Dr Richard C. Woolfson
Young children love thrills, like the excitement of being chased around the room in a game by mum or dad, or the thrill of being pushed high in the air while sitting on a swing. They also like television programmes and videos that have loads of adventure and excitement in them. Even listening to a scary story read by a caring adult can make a six-year-old’s heart race with excitement.
And in most instances, that’s perfectly harmless fun. Problems can arise, however, when the impact of these thrilling – but potentially frightening – experiences becomes too much for a child this age to cope with, when it is too intense.
The chances are, you will very quickly know when your child’s excitement from scary events is getting a little too hard for her to handle because her body language will tell you. To begin with, her smile starts to look a little jaded and her eyes will no longer have that sparkle of enthusiasm. Instead of leaning forward, as if to move closer to the film or story, she starts to lean back. You can see that she is no longer having fun. She eventually starts to cry or complains that she feels unwell. She may even tell you outright “I don’t like this any more.”
Treat her reaction seriously when that happens. There is no point in forcing her to remain if she is distressed and uncomfortable. You may feel embarrassed by her reaction – for instance, she is with a group of her friends and all of them seem to be thoroughly enjoying themselves – but resist any temptation to tease her in the hope of encouraging her to persist. Your lack of support could heighten her anxiety.
Related: Coping with nightmares
Use your knowledge of your child, coupled with common sense, to screen out potentially frightening experiences.
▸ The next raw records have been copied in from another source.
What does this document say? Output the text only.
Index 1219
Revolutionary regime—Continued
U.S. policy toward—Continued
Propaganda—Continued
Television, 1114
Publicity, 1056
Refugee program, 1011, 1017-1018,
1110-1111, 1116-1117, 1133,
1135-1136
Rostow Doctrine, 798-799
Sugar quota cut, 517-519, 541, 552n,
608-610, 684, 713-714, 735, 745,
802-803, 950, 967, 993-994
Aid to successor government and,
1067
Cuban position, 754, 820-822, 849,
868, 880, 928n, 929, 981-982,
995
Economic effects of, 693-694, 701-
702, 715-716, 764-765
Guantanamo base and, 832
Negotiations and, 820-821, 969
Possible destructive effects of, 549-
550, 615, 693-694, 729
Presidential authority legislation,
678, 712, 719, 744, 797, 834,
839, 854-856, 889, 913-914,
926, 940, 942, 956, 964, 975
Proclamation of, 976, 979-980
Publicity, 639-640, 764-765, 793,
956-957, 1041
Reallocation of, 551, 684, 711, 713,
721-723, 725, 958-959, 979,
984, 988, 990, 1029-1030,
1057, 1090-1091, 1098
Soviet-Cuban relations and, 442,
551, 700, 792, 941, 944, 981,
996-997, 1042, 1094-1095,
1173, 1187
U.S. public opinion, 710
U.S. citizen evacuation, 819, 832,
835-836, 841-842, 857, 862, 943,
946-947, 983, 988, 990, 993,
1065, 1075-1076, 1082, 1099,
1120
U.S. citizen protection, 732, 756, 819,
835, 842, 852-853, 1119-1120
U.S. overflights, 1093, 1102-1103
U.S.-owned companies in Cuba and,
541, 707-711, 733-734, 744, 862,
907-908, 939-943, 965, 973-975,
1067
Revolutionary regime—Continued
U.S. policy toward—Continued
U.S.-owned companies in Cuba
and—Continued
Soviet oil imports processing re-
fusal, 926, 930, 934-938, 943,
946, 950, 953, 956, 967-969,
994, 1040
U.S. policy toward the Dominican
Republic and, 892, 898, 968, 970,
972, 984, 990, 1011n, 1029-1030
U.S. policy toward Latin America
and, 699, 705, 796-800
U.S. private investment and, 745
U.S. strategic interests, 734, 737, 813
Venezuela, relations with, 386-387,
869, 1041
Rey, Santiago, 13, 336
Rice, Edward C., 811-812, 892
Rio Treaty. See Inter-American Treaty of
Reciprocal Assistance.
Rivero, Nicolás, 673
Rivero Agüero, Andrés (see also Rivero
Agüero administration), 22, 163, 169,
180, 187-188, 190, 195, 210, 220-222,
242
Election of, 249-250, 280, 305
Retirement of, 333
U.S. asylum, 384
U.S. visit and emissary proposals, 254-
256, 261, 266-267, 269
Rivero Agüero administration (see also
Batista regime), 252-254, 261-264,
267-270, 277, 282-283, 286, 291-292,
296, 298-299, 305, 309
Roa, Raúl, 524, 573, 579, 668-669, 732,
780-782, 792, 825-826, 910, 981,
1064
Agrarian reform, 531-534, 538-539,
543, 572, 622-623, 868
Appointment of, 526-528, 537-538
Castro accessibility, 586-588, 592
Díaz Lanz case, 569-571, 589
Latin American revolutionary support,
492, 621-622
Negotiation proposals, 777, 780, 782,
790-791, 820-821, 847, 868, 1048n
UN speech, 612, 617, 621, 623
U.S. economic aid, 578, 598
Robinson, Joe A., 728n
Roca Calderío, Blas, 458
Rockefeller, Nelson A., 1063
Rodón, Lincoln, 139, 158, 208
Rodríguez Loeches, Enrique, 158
Make sure, for example, that you don’t leave adult-rated horror movies lying around for her to watch when she wakes up before you during the weekend mornings. She’ll happily begin to watch what you watch because she isn’t able to exercise judgement herself. And if you think an unsuitable programme is about to be screened on television, switch channels despite her protests.
Your child is not going to be psychologically harmed by an occasional scary experience that gets too much for her. But do what you can to avoid a repetition. So, if you discover that reading a particular story unsettles her because of its thrilling or frightening content, leave that genre of story alone for a few months until she is more mature.
Bear in mind that your growing child is emotionally vulnerable, has a vivid imagination that can be triggered quite easily, and has an innate desire to access experiences associated with an older child. The combination of these factors means that she might tell you she wants to see a horror movie or read a scary adventure story even though she is not ready for that emotionally.
The difficulty is that what may seem to you to be a simple story about, say, a boy who gets lost in the woods, can be transformed into a horror story in your child’s highly-active imaginative mind.
Take nothing for granted. Monitor her reactions closely and be ready to halt proceedings if she shows signs that it is all getting too much. If she does show that she is frightened, stop the activity, give her a cuddle of reassurance and then turn her attention to a more-appropriate distraction, such as a game or toy. You’ll find that she quickly regains her composure because of your sensitive response.